I believe you should never confess. Well unless you murdered somebody or something really heavy like that. I personally never confessed unless caught and couldn't talk my way out of it, which happened maybe 1% of the time. I figure god sees what I do. He judges me in the end, therefore it is between me and god and everyone else should mind their own d@mn business.
I can see the benefits of a private confession (not like confessing to the elders because that's never really a private conversation). I think some people, like me, tend to carry guilt around for the smallest things - even if they don't really matter. I think that guilt might be worse to you physically/mentally than confessing to a trusted person that will keep it confidential. The trouble is finding that person.....
Betsy
Utopian, you expressed very well what I believe.
I find that confessing directly to someone I have injured is helpful. I feel better/relieved when I truthfully explain what I did, why I did it, and ask for help in rectifying any damage.
In dubland, confession through the elders can lead to all kinds of abuses. I can see why an XJW would develop an aversion to confession. I mean, the consequences are so extreme for any kind of confession. It would be safer to confess to God and leave final judgement to Him. I maintain a happier witness is the one who unashamedly lives a double life and deny, deny, deny.
When my son was barely three, he took a toy from a store without paying for it. Though I was pretty sure he was too young to understand what he had done, I insisted he take the toy back to the clerk. To my amazement, he quickly dropped the toy on the counter and hung his head. The clerk was charmed. I was surprised that a child that young, could understand he had done wrong, and felt bad about it. What my son did was a form of confession and restitution. And I believe, absolutely essential to his moral development.
I think alot of x JWs are poisonned about confessing to a priest becoz they think they are like elders. not so. Priests have atleast 4 years of seminary training which includes pastoral work and in most cases the same training that therapists get. I did not expect it to be the way it is either. But I would trust a priest before i would trust anyone else(which is why the sex abuse cases are so terrible).
Ravyn
mouthy wrote:
Yeru!!! hate to disagree with you but I must. In 1946 the Catholice Church was teaching all Protestants were going to hell.
Yeru can correct me if I'm wrong, but I believe that teaching was changed at the Second Vatican Council in the mid-60's.
Is it really good for the soul? Does it make us clean and pure again? Is it best never to confess to anything?
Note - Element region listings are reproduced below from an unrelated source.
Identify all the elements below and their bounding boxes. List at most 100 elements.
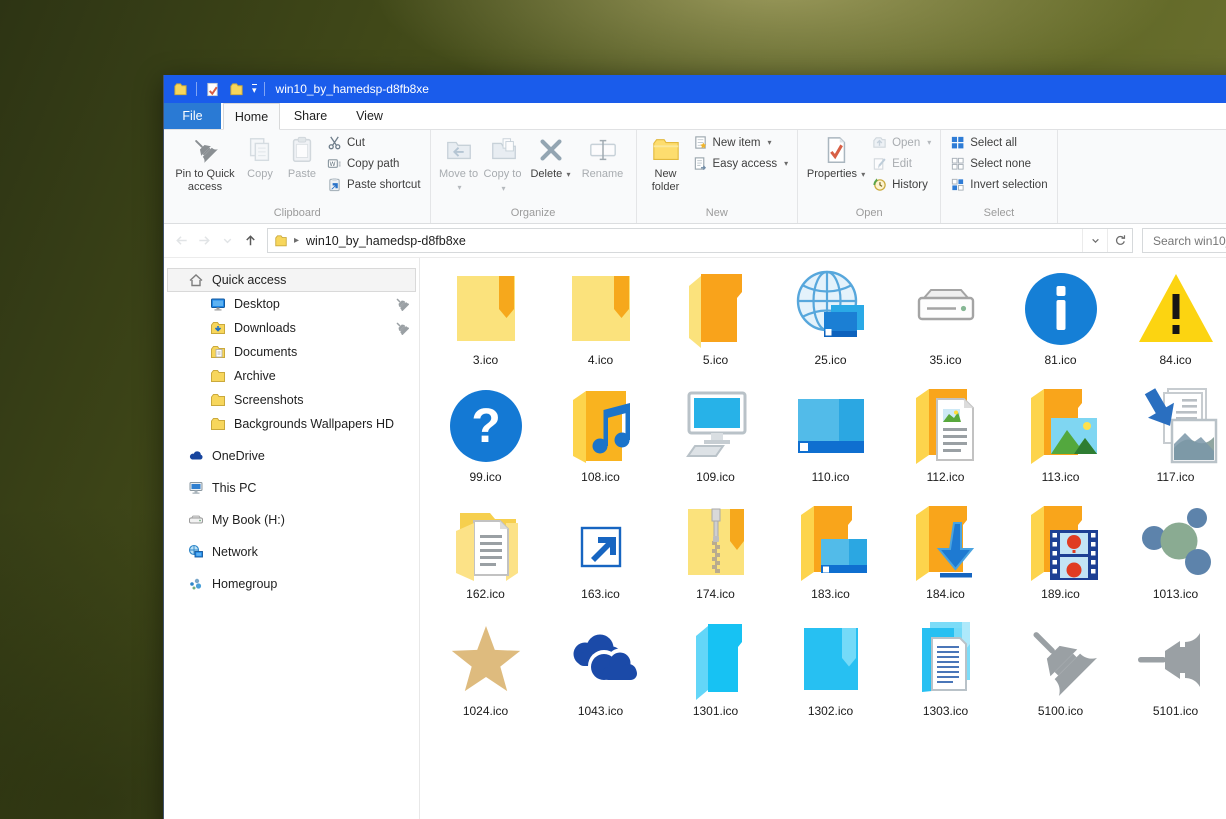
file-name-label: 162.ico	[466, 587, 505, 601]
file-item-1024-ico[interactable]: 1024.ico	[428, 617, 543, 734]
file-item-1302-ico[interactable]: 1302.ico	[773, 617, 888, 734]
tab-file[interactable]: File	[164, 103, 221, 129]
pin-icon[interactable]	[394, 296, 409, 311]
file-item-1303-ico[interactable]: 1303.ico	[888, 617, 1003, 734]
file-item-1013-ico[interactable]: 1013.ico	[1118, 500, 1226, 617]
file-item-162-ico[interactable]: 162.ico	[428, 500, 543, 617]
file-item-5101-ico[interactable]: 5101.ico	[1118, 617, 1226, 734]
folder-icon	[210, 416, 226, 432]
folder-icon	[210, 368, 226, 384]
file-item-184-ico[interactable]: 184.ico	[888, 500, 1003, 617]
sidebar-item-archive[interactable]: Archive	[164, 364, 419, 388]
invert-selection-button[interactable]: Invert selection	[947, 176, 1050, 193]
file-item-5-ico[interactable]: 5.ico	[658, 266, 773, 383]
tab-home[interactable]: Home	[223, 103, 280, 130]
new-item-button[interactable]: New item ▾	[690, 134, 792, 151]
sidebar-item-backgrounds-wallpapers-hd[interactable]: Backgrounds Wallpapers HD	[164, 412, 419, 436]
customize-quick-access-chevron[interactable]: ▾	[252, 84, 257, 95]
new-folder-button[interactable]: New folder	[643, 133, 689, 206]
address-bar-row: ▸ win10_by_hamedsp-d8fb8xe	[164, 224, 1226, 258]
file-item-109-ico[interactable]: 109.ico	[658, 383, 773, 500]
search-box[interactable]	[1142, 228, 1226, 253]
network-icon	[188, 544, 204, 560]
rename-button: Rename	[576, 133, 630, 206]
file-item-189-ico[interactable]: 189.ico	[1003, 500, 1118, 617]
sidebar-item-quick-access[interactable]: Quick access	[167, 268, 416, 292]
file-name-label: 4.ico	[588, 353, 613, 367]
dropdown-caret-icon: ▾	[564, 170, 570, 179]
copy-to-icon	[488, 134, 520, 166]
file-item-3-ico[interactable]: 3.ico	[428, 266, 543, 383]
sidebar-item-network[interactable]: Network	[164, 540, 419, 564]
history-button[interactable]: History	[869, 176, 934, 193]
tab-share[interactable]: Share	[282, 103, 339, 129]
breadcrumb[interactable]: win10_by_hamedsp-d8fb8xe	[301, 234, 471, 248]
pin-to-quick-access-button[interactable]: Pin to Quick access	[171, 133, 239, 206]
sidebar-item-documents[interactable]: Documents	[164, 340, 419, 364]
pin-icon[interactable]	[394, 320, 409, 335]
file-item-81-ico[interactable]: 81.ico	[1003, 266, 1118, 383]
button-label: New item	[713, 137, 761, 149]
sidebar-item-homegroup[interactable]: Homegroup	[164, 572, 419, 596]
tab-view[interactable]: View	[341, 103, 398, 129]
select-all-button[interactable]: Select all	[947, 134, 1050, 151]
file-name-label: 1302.ico	[808, 704, 853, 718]
sidebar-item-my-book-h[interactable]: My Book (H:)	[164, 508, 419, 532]
shortcut-arrow-icon	[558, 500, 644, 586]
ribbon-group-select: Select all Select none Invert selection Sel…	[941, 130, 1057, 223]
folder-open-cyan-icon	[673, 617, 759, 703]
qat-paste-icon[interactable]	[204, 81, 221, 98]
button-label: Open	[892, 137, 920, 149]
breadcrumb-chevron[interactable]: ▸	[292, 235, 301, 246]
file-item-113-ico[interactable]: 113.ico	[1003, 383, 1118, 500]
sidebar-item-this-pc[interactable]: This PC	[164, 476, 419, 500]
ribbon-group-open: Properties ▾Open▾EditHistoryOpen	[798, 130, 941, 223]
sidebar-item-desktop[interactable]: Desktop	[164, 292, 419, 316]
file-item-163-ico[interactable]: 163.ico	[543, 500, 658, 617]
easy-access-button[interactable]: Easy access▾	[690, 155, 792, 172]
file-item-183-ico[interactable]: 183.ico	[773, 500, 888, 617]
file-item-112-ico[interactable]: 112.ico	[888, 383, 1003, 500]
dropdown-caret-icon: ▾	[767, 138, 771, 147]
file-item-4-ico[interactable]: 4.ico	[543, 266, 658, 383]
file-item-1043-ico[interactable]: 1043.ico	[543, 617, 658, 734]
documents-icon	[210, 344, 226, 360]
qat-new-folder-icon[interactable]	[228, 81, 245, 98]
ribbon-group-label: Organize	[431, 206, 636, 223]
button-label: Move to	[439, 168, 478, 180]
up-button[interactable]	[239, 229, 261, 253]
move-to-button: Move to ▾	[437, 133, 481, 206]
address-dropdown-chevron[interactable]	[1082, 229, 1107, 252]
sidebar-item-downloads[interactable]: Downloads	[164, 316, 419, 340]
delete-button[interactable]: Delete ▾	[527, 133, 575, 206]
select-none-button[interactable]: Select none	[947, 155, 1050, 172]
file-name-label: 1301.ico	[693, 704, 738, 718]
file-item-84-ico[interactable]: 84.ico	[1118, 266, 1226, 383]
address-bar[interactable]: ▸ win10_by_hamedsp-d8fb8xe	[267, 228, 1133, 253]
file-item-5100-ico[interactable]: 5100.ico	[1003, 617, 1118, 734]
refresh-icon[interactable]	[1107, 229, 1132, 252]
file-item-174-ico[interactable]: 174.ico	[658, 500, 773, 617]
properties-button[interactable]: Properties ▾	[804, 133, 868, 206]
sidebar-item-screenshots[interactable]: Screenshots	[164, 388, 419, 412]
file-item-110-ico[interactable]: 110.ico	[773, 383, 888, 500]
search-input[interactable]	[1151, 233, 1226, 249]
file-name-label: 35.ico	[929, 353, 961, 367]
edit-button: Edit	[869, 155, 934, 172]
sidebar-item-onedrive[interactable]: OneDrive	[164, 444, 419, 468]
ribbon-group-label: Open	[798, 206, 940, 223]
sidebar-item-label: Documents	[234, 345, 297, 359]
file-item-35-ico[interactable]: 35.ico	[888, 266, 1003, 383]
file-item-117-ico[interactable]: 117.ico	[1118, 383, 1226, 500]
cut-button[interactable]: Cut	[324, 134, 424, 151]
paste-shortcut-button[interactable]: Paste shortcut	[324, 176, 424, 193]
copy-path-button[interactable]: WCopy path	[324, 155, 424, 172]
navigation-pane: Quick accessDesktopDownloads Documents Arc…	[164, 258, 420, 819]
file-item-1301-ico[interactable]: 1301.ico	[658, 617, 773, 734]
ribbon-group-label: Select	[941, 206, 1056, 223]
button-label: Select none	[970, 158, 1031, 170]
file-item-108-ico[interactable]: 108.ico	[543, 383, 658, 500]
question-circle-icon: ?	[443, 383, 529, 469]
file-item-25-ico[interactable]: 25.ico	[773, 266, 888, 383]
file-item-99-ico[interactable]: ?99.ico	[428, 383, 543, 500]
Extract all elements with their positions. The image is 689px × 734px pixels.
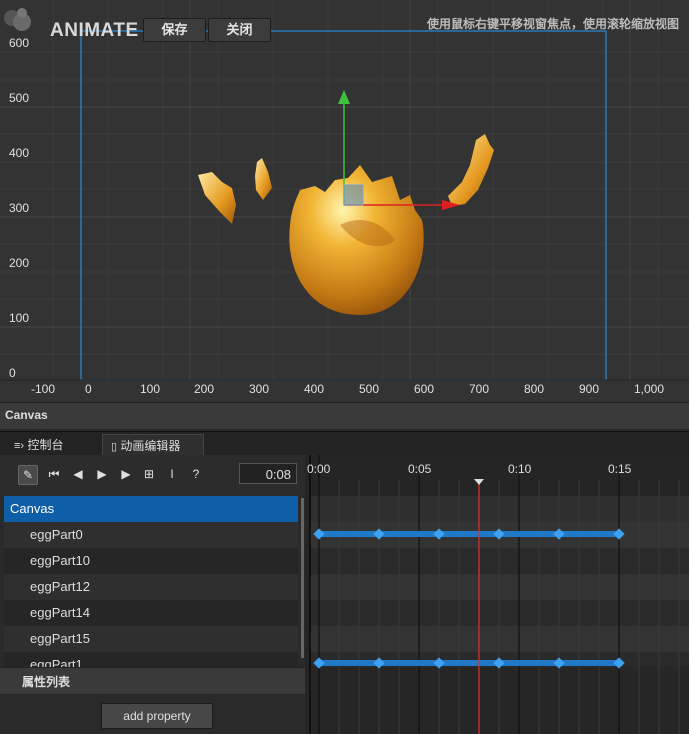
play-icon[interactable]: ▶ (93, 465, 111, 483)
timeline-marker: 0:00 (307, 462, 331, 476)
y-axis-label: 200 (9, 256, 30, 270)
canvas-status-bar: Canvas (0, 402, 689, 429)
node-item[interactable]: eggPart0 (4, 522, 298, 548)
add-keyframe-icon[interactable]: ⊞ (140, 465, 158, 483)
navigation-hint: 使用鼠标右键平移视窗焦点，使用滚轮缩放视图 (426, 17, 679, 31)
tab-animation-editor[interactable]: ▯ 动画编辑器 (102, 434, 204, 456)
property-list-header: 属性列表 (0, 667, 305, 694)
x-axis-label: 500 (359, 382, 380, 396)
node-label: eggPart0 (30, 527, 83, 542)
x-axis-label: 0 (85, 382, 92, 396)
console-icon: ≡› (14, 440, 25, 452)
scene-grid (0, 0, 689, 381)
node-list-scrollbar[interactable] (301, 498, 304, 658)
y-axis-label: 400 (9, 146, 30, 160)
node-label: eggPart10 (30, 553, 90, 568)
close-button[interactable]: 关闭 (208, 18, 271, 42)
node-label: eggPart14 (30, 605, 90, 620)
property-list-title: 属性列表 (22, 675, 71, 689)
app-title: ANIMATE (50, 20, 139, 41)
node-item[interactable]: eggPart1 (4, 652, 298, 667)
timeline-grid (309, 455, 689, 734)
current-time-field[interactable]: 0:08 (239, 463, 297, 484)
tab-animation-editor-label: 动画编辑器 (120, 439, 181, 453)
first-frame-icon[interactable]: ⏮ (45, 465, 63, 483)
y-axis-label: 100 (9, 311, 30, 325)
next-frame-icon[interactable]: ▶ (117, 465, 135, 483)
node-label: Canvas (10, 501, 55, 516)
node-label: eggPart1 (30, 657, 83, 667)
insert-icon[interactable]: I (163, 465, 181, 483)
scene-viewport[interactable]: ANIMATE 保存 关闭 使用鼠标右键平移视窗焦点，使用滚轮缩放视图 600 … (0, 0, 689, 402)
edit-icon[interactable]: ✎ (18, 465, 38, 485)
prev-frame-icon[interactable]: ◀ (69, 465, 87, 483)
timeline-panel[interactable] (305, 455, 689, 734)
x-axis-label: 1,000 (634, 382, 665, 396)
x-axis-label: 700 (469, 382, 490, 396)
x-axis-label: -100 (31, 382, 56, 396)
x-axis-label: 400 (304, 382, 325, 396)
animate-logo-icon (4, 8, 31, 31)
timeline-marker: 0:10 (508, 462, 532, 476)
animation-editor-icon: ▯ (111, 441, 118, 453)
add-property-button[interactable]: add property (101, 703, 213, 729)
y-axis-label: 300 (9, 201, 30, 215)
node-label: eggPart12 (30, 579, 90, 594)
x-axis-label: 200 (194, 382, 215, 396)
node-item[interactable]: Canvas (4, 496, 298, 522)
node-item[interactable]: eggPart15 (4, 626, 298, 652)
save-button[interactable]: 保存 (143, 18, 206, 42)
y-axis-label: 600 (9, 36, 30, 50)
timeline-marker: 0:15 (608, 462, 632, 476)
y-axis-label: 500 (9, 91, 30, 105)
timeline-marker: 0:05 (408, 462, 432, 476)
node-item[interactable]: eggPart14 (4, 600, 298, 626)
node-item[interactable]: eggPart10 (4, 548, 298, 574)
x-axis-label: 900 (579, 382, 600, 396)
help-icon[interactable]: ? (187, 465, 205, 483)
canvas-label: Canvas (5, 408, 48, 422)
node-label: eggPart15 (30, 631, 90, 646)
node-item[interactable]: eggPart12 (4, 574, 298, 600)
panel-tabs: ≡› 控制台 ▯ 动画编辑器 (0, 431, 689, 456)
x-axis-label: 100 (140, 382, 161, 396)
tab-console-label: 控制台 (27, 438, 64, 452)
x-axis-label: 600 (414, 382, 435, 396)
y-axis-label: 0 (9, 366, 16, 380)
x-axis-label: 300 (249, 382, 270, 396)
tab-console[interactable]: ≡› 控制台 (6, 434, 71, 456)
x-axis-label: 800 (524, 382, 545, 396)
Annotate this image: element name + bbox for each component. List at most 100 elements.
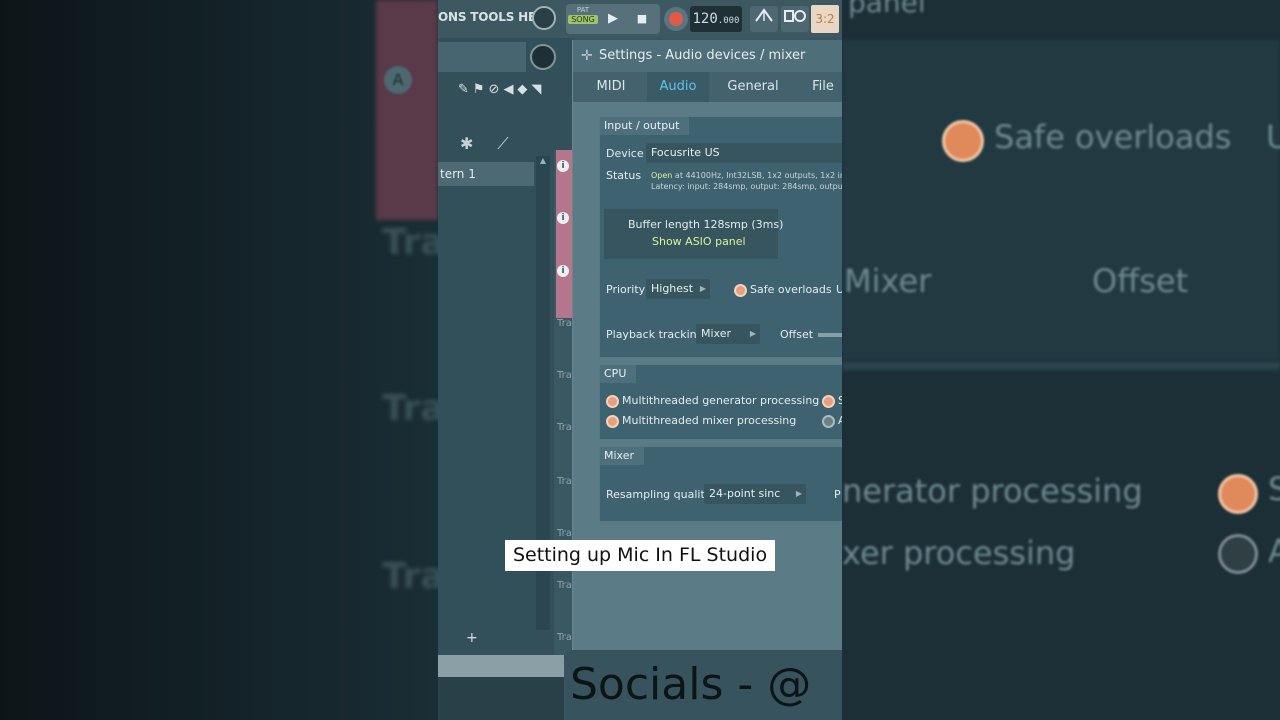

It depends on what you're being charged with and if you live in Texas.
Mouthy,
You said,
Yeru!!! hate to disagree with you but I must. In 1946 the Catholice Church was teaching all Protestants were going to hell. Not by just ONE priest in their teachings...I WAS There when that teaching was being taught.I was a Protestant my Hubby was a Catholic...I had already got married in the Catholic Church( they said we would not really be married if I didnt -I was pregnant so had to in those days) The preist came to bless my kids -otherwise they would NOT go to heaven-I allowed it for my husbands sake- my in-laws took my babies to be chrisiten ( without my knowledge) into the Catholic church -otherwise they would go to hell. Oh yes I have suffered alot from the catholic teaching as well as the JW teaching. Thats why I agree religion IS the opium of the people. Relationship with God is freedom from rules of men......No doubt some priests did indeed teach that...but it's never been the official teaching of the church. There are some priests that still teach this nonsense...but it's not the official teaching of the Catholic Church. Big difference between what over zealous idiots teach, and what the truth is. The Church has done a poor job of Cathecizing itself, and of policing itself of what these IDIOTS were teaching.